畢竟昨夜出的事情實在太過險峻,通天樓就在鬨市上,當時來往的百姓那麼多,如果爆發火災的時間再早一點,那可就是人潮最擁擠的時候,倘若在那個時間點發生禍事,會發生多麼踩踏恐怖的事件……他想都不敢想。

尤其這一回通天樓上燒死的,可還有好些個是官宦子弟,雖然沒有特彆重要的人物,卻也讓那些背後人家好是心疼,這種種壓力疊加下來,他身上也擔著極重的擔子。
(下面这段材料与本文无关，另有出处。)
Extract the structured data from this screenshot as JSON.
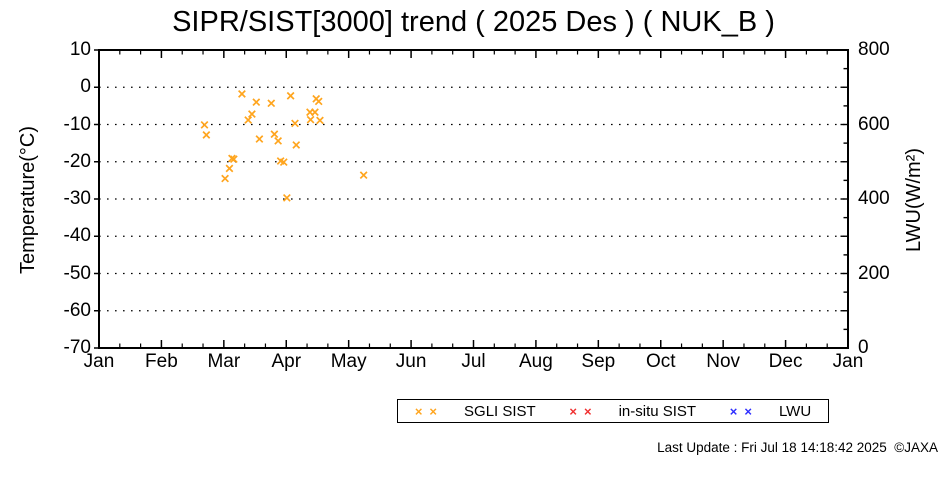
{
  "title": "SIPR/SIST[3000] trend ( 2025 Des ) ( NUK_B )",
  "footer": "Last Update : Fri Jul 18 14:18:42 2025  ©JAXA",
  "chart_data": {
    "type": "scatter",
    "title": "SIPR/SIST[3000] trend ( 2025 Des ) ( NUK_B )",
    "x_axis": {
      "tick_labels": [
        "Jan",
        "Feb",
        "Mar",
        "Apr",
        "May",
        "Jun",
        "Jul",
        "Aug",
        "Sep",
        "Oct",
        "Nov",
        "Dec",
        "Jan"
      ],
      "min_month": 0,
      "max_month": 12,
      "minor_ticks_per_month": 3
    },
    "y_axis_left": {
      "label": "Temperature(°C)",
      "min": -70,
      "max": 10,
      "tick_step": 10,
      "tick_labels": [
        "10",
        "0",
        "-10",
        "-20",
        "-30",
        "-40",
        "-50",
        "-60",
        "-70"
      ],
      "gridline_values": [
        0,
        -10,
        -20,
        -30,
        -40,
        -50,
        -60
      ],
      "grid_style": "dotted"
    },
    "y_axis_right": {
      "label": "LWU(W/m²)",
      "min": 0,
      "max": 800,
      "label_step": 200,
      "tick_step": 50,
      "tick_labels": [
        "800",
        "600",
        "400",
        "200",
        "0"
      ]
    },
    "legend_position": "below-plot-right",
    "series": [
      {
        "name": "SGLI SIST",
        "color": "#FFA51E",
        "marker": "x",
        "points_month_temp": [
          [
            2.29,
            -1.8
          ],
          [
            2.52,
            -4.0
          ],
          [
            2.76,
            -4.3
          ],
          [
            3.07,
            -2.3
          ],
          [
            3.48,
            -3.1
          ],
          [
            3.52,
            -3.8
          ],
          [
            3.38,
            -6.7
          ],
          [
            3.46,
            -6.7
          ],
          [
            2.45,
            -7.2
          ],
          [
            2.39,
            -8.8
          ],
          [
            3.14,
            -9.7
          ],
          [
            3.39,
            -8.7
          ],
          [
            3.54,
            -8.9
          ],
          [
            1.69,
            -10.1
          ],
          [
            1.72,
            -12.8
          ],
          [
            2.57,
            -13.9
          ],
          [
            2.81,
            -12.6
          ],
          [
            2.87,
            -14.4
          ],
          [
            3.16,
            -15.5
          ],
          [
            2.13,
            -19.1
          ],
          [
            2.16,
            -19.3
          ],
          [
            2.09,
            -21.8
          ],
          [
            2.02,
            -24.5
          ],
          [
            2.91,
            -19.8
          ],
          [
            2.96,
            -20.1
          ],
          [
            3.01,
            -29.7
          ],
          [
            4.24,
            -23.6
          ]
        ]
      },
      {
        "name": "in-situ SIST",
        "color": "#F03030",
        "marker": "x",
        "points_month_temp": []
      },
      {
        "name": "LWU",
        "color": "#2D2DFF",
        "marker": "x",
        "points_month_temp": []
      }
    ]
  }
}
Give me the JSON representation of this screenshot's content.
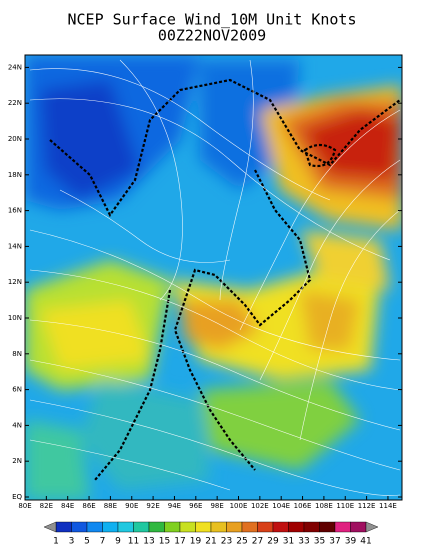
{
  "title": "NCEP Surface Wind_10M Unit Knots",
  "date": "00Z22NOV2009",
  "lat_labels": [
    "EQ",
    "2N",
    "4N",
    "6N",
    "8N",
    "10N",
    "12N",
    "14N",
    "16N",
    "18N",
    "20N",
    "22N",
    "24N"
  ],
  "lon_labels": [
    "80E",
    "82E",
    "84E",
    "86E",
    "88E",
    "90E",
    "92E",
    "94E",
    "96E",
    "98E",
    "100E",
    "102E",
    "104E",
    "106E",
    "108E",
    "110E",
    "112E",
    "114E"
  ],
  "colorbar": {
    "labels": [
      "1",
      "3",
      "5",
      "7",
      "9",
      "11",
      "13",
      "15",
      "17",
      "19",
      "21",
      "23",
      "25",
      "27",
      "29",
      "31",
      "33",
      "35",
      "37",
      "39",
      "41"
    ],
    "colors": [
      "#1030c0",
      "#1058e0",
      "#1088f0",
      "#10b0f0",
      "#20c8e0",
      "#20c8a0",
      "#30b840",
      "#80d020",
      "#c8e020",
      "#f0e020",
      "#e8c020",
      "#e8a020",
      "#e07020",
      "#d84018",
      "#c01010",
      "#a00000",
      "#800000",
      "#600000",
      "#e02080",
      "#a01060"
    ],
    "end_color": "#909090"
  }
}
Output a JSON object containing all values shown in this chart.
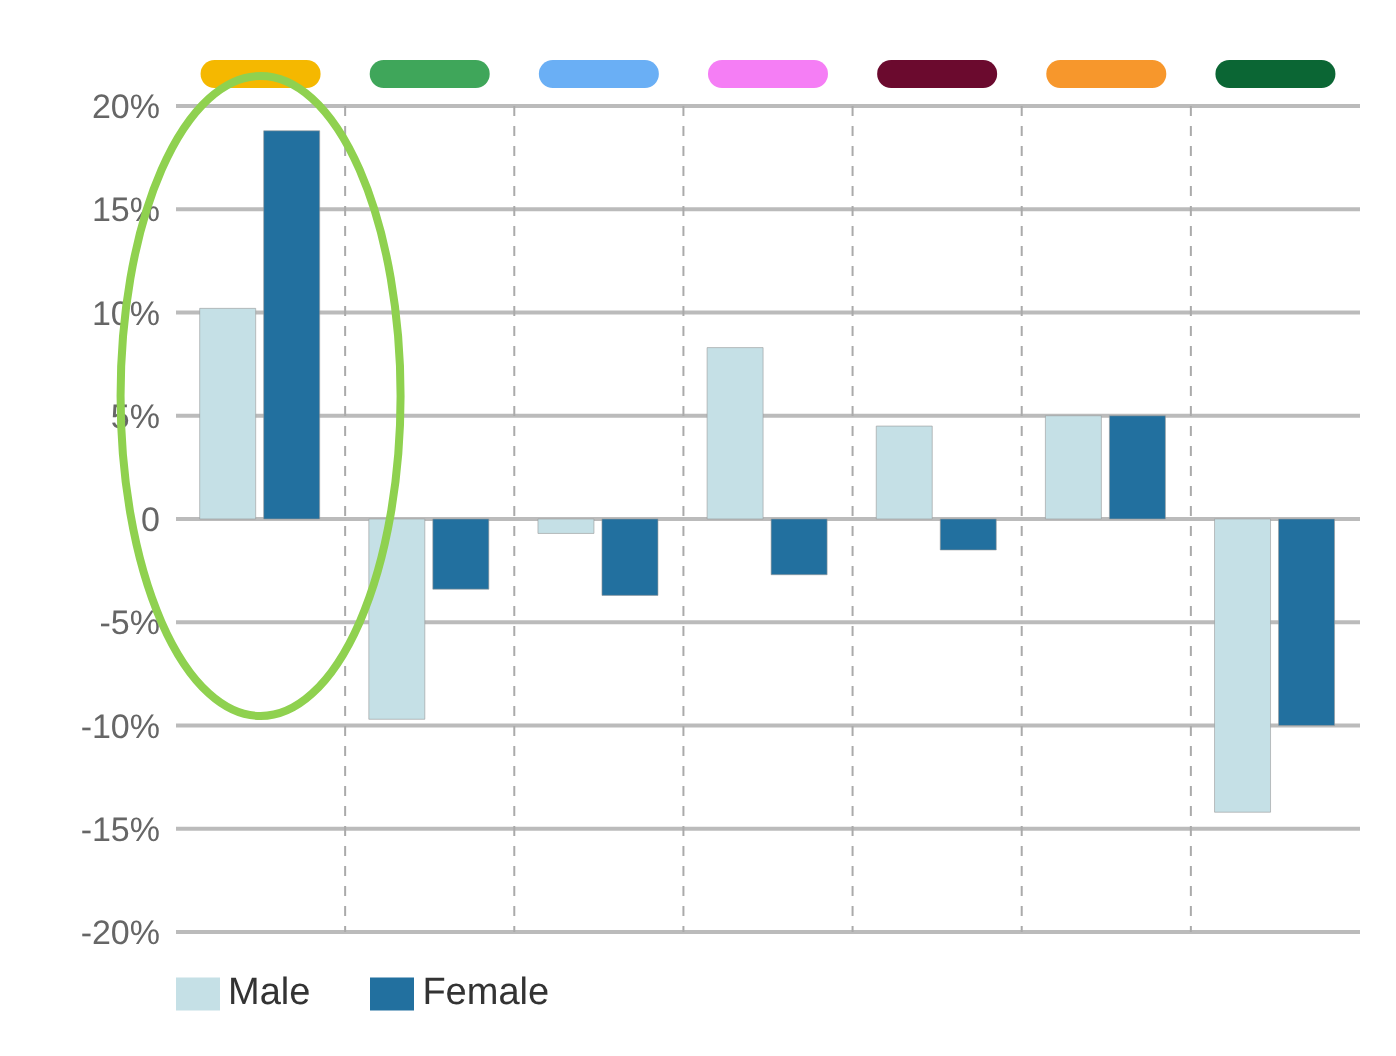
{
  "chart_data": {
    "type": "bar",
    "categories": [
      null,
      null,
      null,
      null,
      null,
      null,
      null
    ],
    "series": [
      {
        "name": "Male",
        "color": "#c5e0e6",
        "values": [
          10.2,
          -9.7,
          -0.7,
          8.3,
          4.5,
          5.0,
          -14.2
        ]
      },
      {
        "name": "Female",
        "color": "#22709f",
        "values": [
          18.8,
          -3.4,
          -3.7,
          -2.7,
          -1.5,
          5.0,
          -10.0
        ]
      }
    ],
    "ylim": [
      -20,
      20
    ],
    "yticks": [
      {
        "value": -20,
        "label": "-20%"
      },
      {
        "value": -15,
        "label": "-15%"
      },
      {
        "value": -10,
        "label": "-10%"
      },
      {
        "value": -5,
        "label": "-5%"
      },
      {
        "value": 0,
        "label": "0"
      },
      {
        "value": 5,
        "label": "5%"
      },
      {
        "value": 10,
        "label": "10%"
      },
      {
        "value": 15,
        "label": "15%"
      },
      {
        "value": 20,
        "label": "20%"
      }
    ],
    "grid": true,
    "legend": "bottom left"
  }
}
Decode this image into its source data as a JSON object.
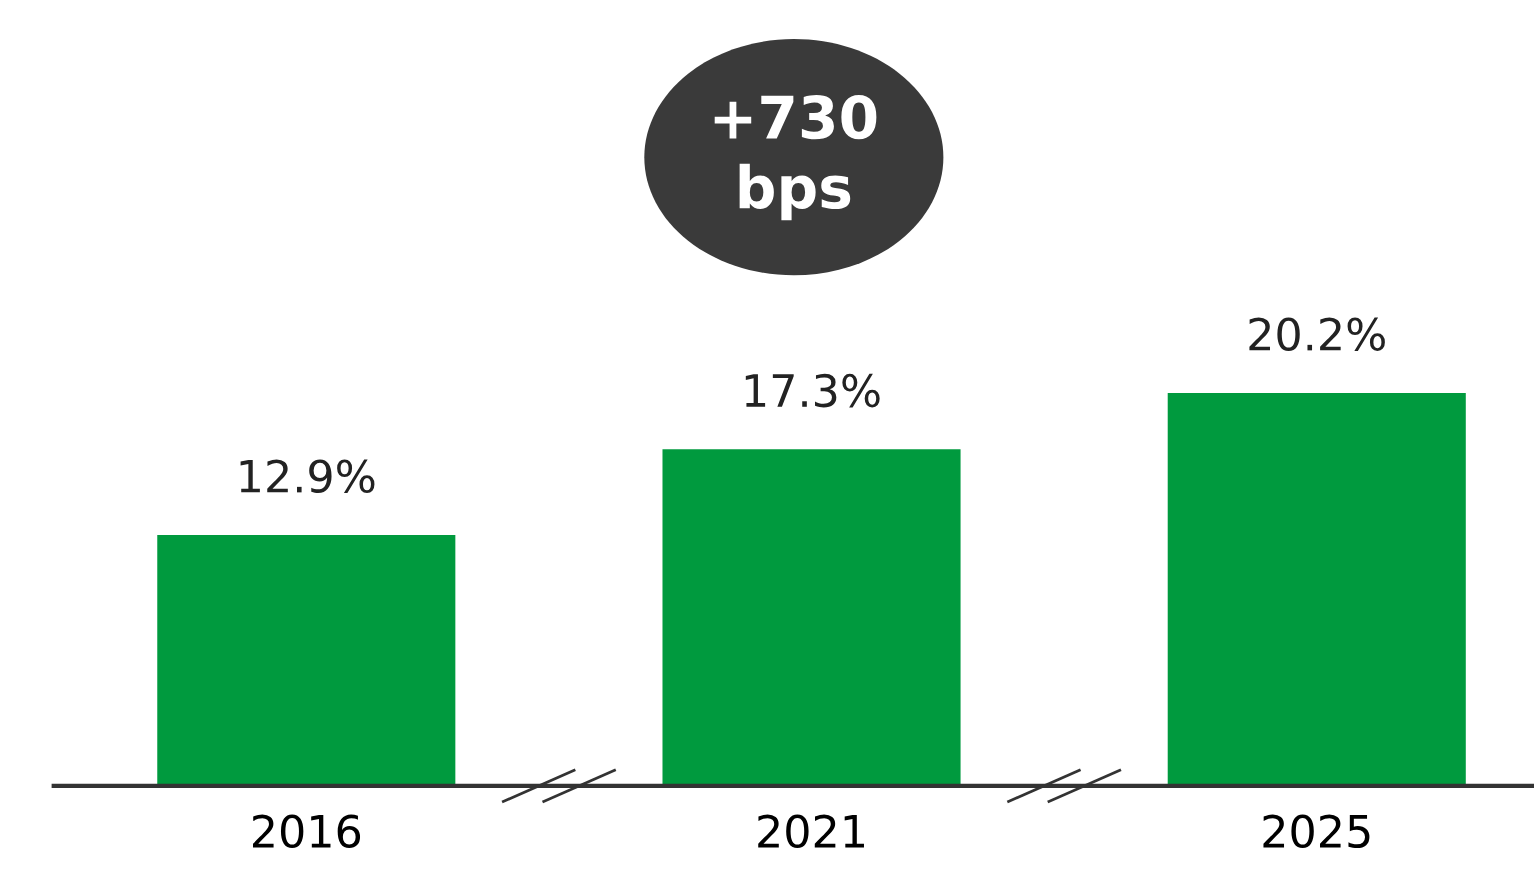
{
  "chart_data": {
    "type": "bar",
    "categories": [
      "2016",
      "2021",
      "2025"
    ],
    "values": [
      12.9,
      17.3,
      20.2
    ],
    "color": "#009a3e",
    "value_labels": [
      "12.9%",
      "17.3%",
      "20.2%"
    ],
    "annotations": [
      "+730\nbps"
    ],
    "tick_labels": "x",
    "grid": false,
    "legend": false
  }
}
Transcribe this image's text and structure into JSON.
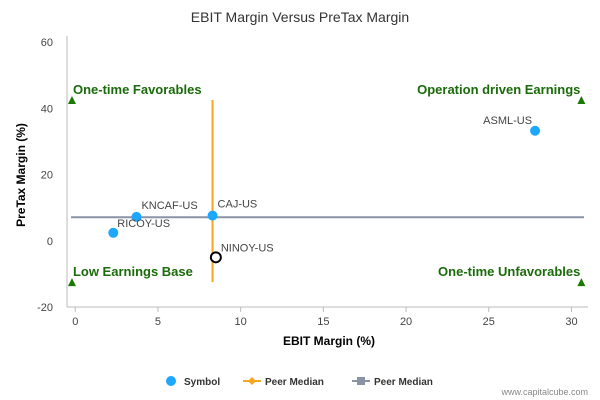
{
  "chart_data": {
    "type": "scatter",
    "title": "EBIT Margin Versus PreTax Margin",
    "xlabel": "EBIT Margin (%)",
    "ylabel": "PreTax Margin (%)",
    "xlim": [
      -0.5,
      31
    ],
    "ylim": [
      -20,
      60
    ],
    "x_ticks": [
      "0",
      "5",
      "10",
      "15",
      "20",
      "25",
      "30"
    ],
    "y_ticks": [
      "-20",
      "0",
      "20",
      "40",
      "60"
    ],
    "points": [
      {
        "label": "ASML-US",
        "x": 27.8,
        "y": 33.2,
        "highlight": false
      },
      {
        "label": "KNCAF-US",
        "x": 3.7,
        "y": 7.2,
        "highlight": false
      },
      {
        "label": "RICOY-US",
        "x": 2.3,
        "y": 2.4,
        "highlight": false
      },
      {
        "label": "CAJ-US",
        "x": 8.3,
        "y": 7.6,
        "highlight": false
      },
      {
        "label": "NINOY-US",
        "x": 8.5,
        "y": -5.0,
        "highlight": true
      }
    ],
    "peer_median_x": {
      "value": 8.3,
      "y_from": -12.5,
      "y_to": 42.5
    },
    "peer_median_y": {
      "value": 7.1,
      "x_from": -0.5,
      "x_to": 31
    },
    "quadrants": [
      {
        "label": "One-time Favorables",
        "position": "top-left",
        "x": -0.2,
        "y": 42.5
      },
      {
        "label": "Operation driven Earnings",
        "position": "top-right",
        "x": 30.6,
        "y": 42.5
      },
      {
        "label": "Low Earnings Base",
        "position": "bottom-left",
        "x": -0.2,
        "y": -12.5
      },
      {
        "label": "One-time Unfavorables",
        "position": "bottom-right",
        "x": 30.6,
        "y": -12.5
      }
    ],
    "legend": {
      "placement": "bottom",
      "items": [
        {
          "name": "Symbol",
          "marker": "circle",
          "color": "#1ea7ff"
        },
        {
          "name": "Peer Median",
          "marker": "diamond-line",
          "color": "#f5a623"
        },
        {
          "name": "Peer Median",
          "marker": "square-line",
          "color": "#8a93a6"
        }
      ]
    },
    "colors": {
      "point": "#1ea7ff",
      "highlight_outline": "#000000",
      "median_x_line": "#f5a623",
      "median_y_line": "#8a93a6",
      "quadrant_text": "#1a6b0a",
      "quadrant_marker": "#1a7a00",
      "axis": "#bbbbbb"
    }
  },
  "credit": "www.capitalcube.com"
}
帝王罵過一回後總算收住了脾氣,冷著臉聽著朝會上彆的事情。

許是今日皇帝的怒火實在太過明顯,就連平日裡那些不長眼給他添堵的,愛說那些規矩禮儀那些個人,今日總算收住了嘴巴。

偏是在這個時候,又有人站出來說話。

卻是王振明。

他捏著朝板說道:“陛下,嚴查通天樓的事情,或許可以與之前齊王的事情並作一處。先是有齊王在京城犯下殺人之舉,才會有後來人仿照這種行為。京城乃是天子腳下,若是誰人都可以似模似樣地學一學,那豈不是亂套了?!”

他說得異常嚴肅,聽起來也沒什麼問題。

又有一個官員出列,卻是說道:“王尚書,此言差矣。通天樓的事情確實要嚴查,可這與齊王又有何乾係?恒氏的事情雖然慘痛,可是時到今日,也隻有大理寺提出來的那些所謂證據,卻沒有切實的人證物證,算不得數,如何就能栽倒在齊王身上?”

許伯衡想捏捏鼻根,不管是為了王振明還是後來說話的官員。

如果是平時,陛下或許還有閒心聽著他們瞎扯,但是眼下卻必然是沒有。果不其然,就在紛爭要起時,一個硯台狠狠地從上麵飛了下來,一下子砸在王振明和另一人的中間。暴烈的動作讓他們僵在原地,甚至不敢抬頭去看上麵。

“說啊。”正始帝陰測測地說道,“怎麼不說了?寡人倒是想聽聽,你們可以在同一個話題上,玩出多少花樣來。”

滿朝寂靜。

正始帝盯著王振明,“王尚書,說啊!”

“臣不敢。”王振明僵住。

正始帝陰森地笑起來,“怎麼不敢?剛才不是說得很好聽嗎?王尚書這把巧舌如簧,若是不說了豈不可惜?”

王振明汗津津。

正始帝又看向另外一人,剛好,扶風竇氏出身,他臉上的笑變得更加陰冷,“你卻是不錯,世家出身,倒是給皇室宗親說話,看來確實很為朝廷著想,不如……寡人給你賜姓如何?”

“臣不敢!”

那人猛地跪了下來,背後冷汗狂冒,可比王振明要害怕得多。

彼時皇室尊貴,可世家之姓更是清貴,想要有得一個世家之名,卻不是娶了世家女便能有的殊榮。不說扶風竇氏傳承多久,公冶姓氏因著從前混著遊牧民族的血脈,早一二百年還曾被世家斥之不純。即便現在不是這樣的態度,可哪個人不自持姓氏高貴,誰又要皇姓去?

一旦皇帝真的表露出這意思,那回去必然會被驅逐出族譜,連那一脈上下都要受到牽連。

更何況,皇姓也不是那麼易得的。

公冶皇室這幾百年間,隻有寥寥幾人獲得這樣的殊榮,而在之後也因為極大的功勞被封為王。雖然是不能承襲的王位,卻也是幾乎無人能比。壓根不可能在言談間真的成行……正始帝這是故意在怪聲怪氣。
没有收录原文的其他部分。